Our Network Engineering team is investigating additional steps and checks that can be included in our existing change plans for work done during maintenance windows. Most notably, we will be looking at defining requirements to consider a change plan successful, versus what would require a rollback of the change, and to make informed risk decisions ahead of time rather than in the midst of the activity.

In Conclusion

We recognize the impact these networking issues had on our customers and we sincerely apologize for the frustrations and inconvenience.
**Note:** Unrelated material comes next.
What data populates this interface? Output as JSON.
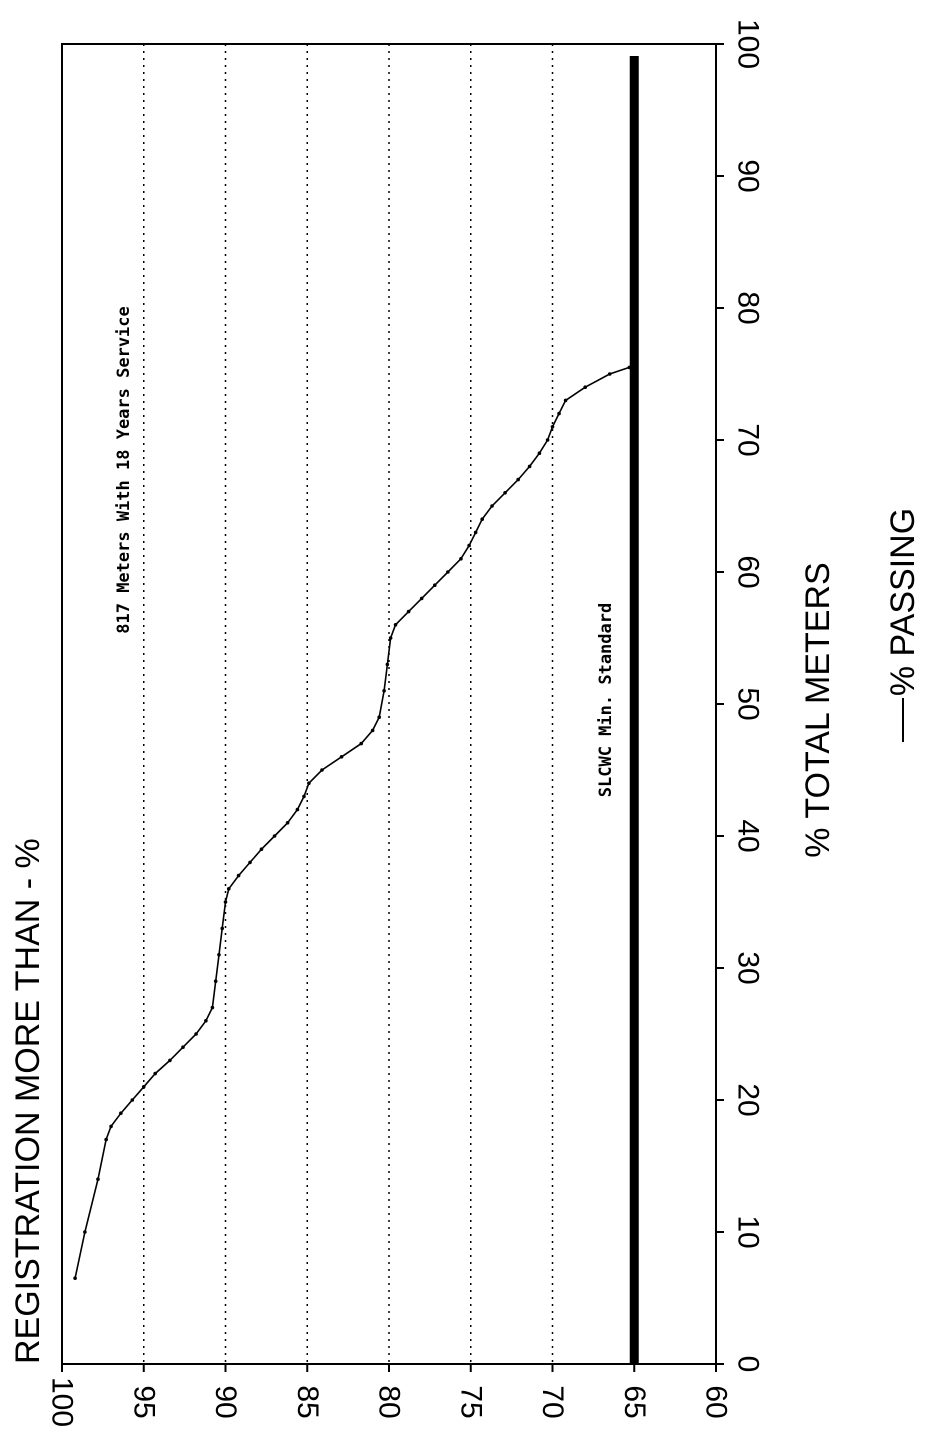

Posted 11 days ago. Jul 09, 2019 - 17:43 UTC

Resolved
Our engineering team has resolved the issues that were resulting from the faulty network card, and impact is now resolved. All services should now be operating normally. If you continue to experience problems, please open a ticket with our support team. We apologize for any inconvenience.
Posted 24 days ago. Jun 26, 2019 - 17:04 UTC
Monitoring
Our engineering team has now completed the router code upgrade to help restore stability and resolve the issues due to the faulting network card. We appreciate your patience and will post an update as soon as the issue is fully resolved.
Posted 24 days ago. Jun 26, 2019 - 15:50 UTC
Update
Our engineering team has identified and remediated the immediate issues, which were discovered to be related to a faulting network card. However, we continue to see alerts that indicate there are still intermittent issues with stability. Our engineering team is now executing a router code upgrade that we believe will address the issues and allow us to fully restore service. During this upgrade, users can expect to see brief connectivity issues and interrupted traffic flows. We apologize for the inconvenience and will post another update once the upgrade has completed.
Posted 24 days ago. Jun 26, 2019 - 14:22 UTC
Identified
Our engineering team has identified the cause of the issue with networking in our NYC1 region that is currently causing connectivity issues and impacting multiple services, including our Cloud Control Panel and API, and is working on a fix. We will post an update as additional information is available.
Posted 24 days ago. Jun 26, 2019 - 13:31 UTC
Update
Our engineering team continues to investigate the ongoing issues. a networking issue in our NYC1 region. During this time, you may experience intermittent packet loss or increased latency, as well as issues with creating and accessing services and accounts from the Cloud Control Panel or API. We apologize for the inconvenience and will share an update once we have more information.
Posted 24 days ago. Jun 26, 2019 - 12:11 UTC
Investigating
Our engineering team is investigating a networking issue in our NYC1 region. During this time, you may experience intermittent packet loss or increased latency. We apologize for the inconvenience and will share an update once we have more information.
Posted 24 days ago. Jun 26, 2019 - 11:48 UTC
This incident affected: Regions (Global, NYC1) and Services (API, Cloud Control Panel, Networking).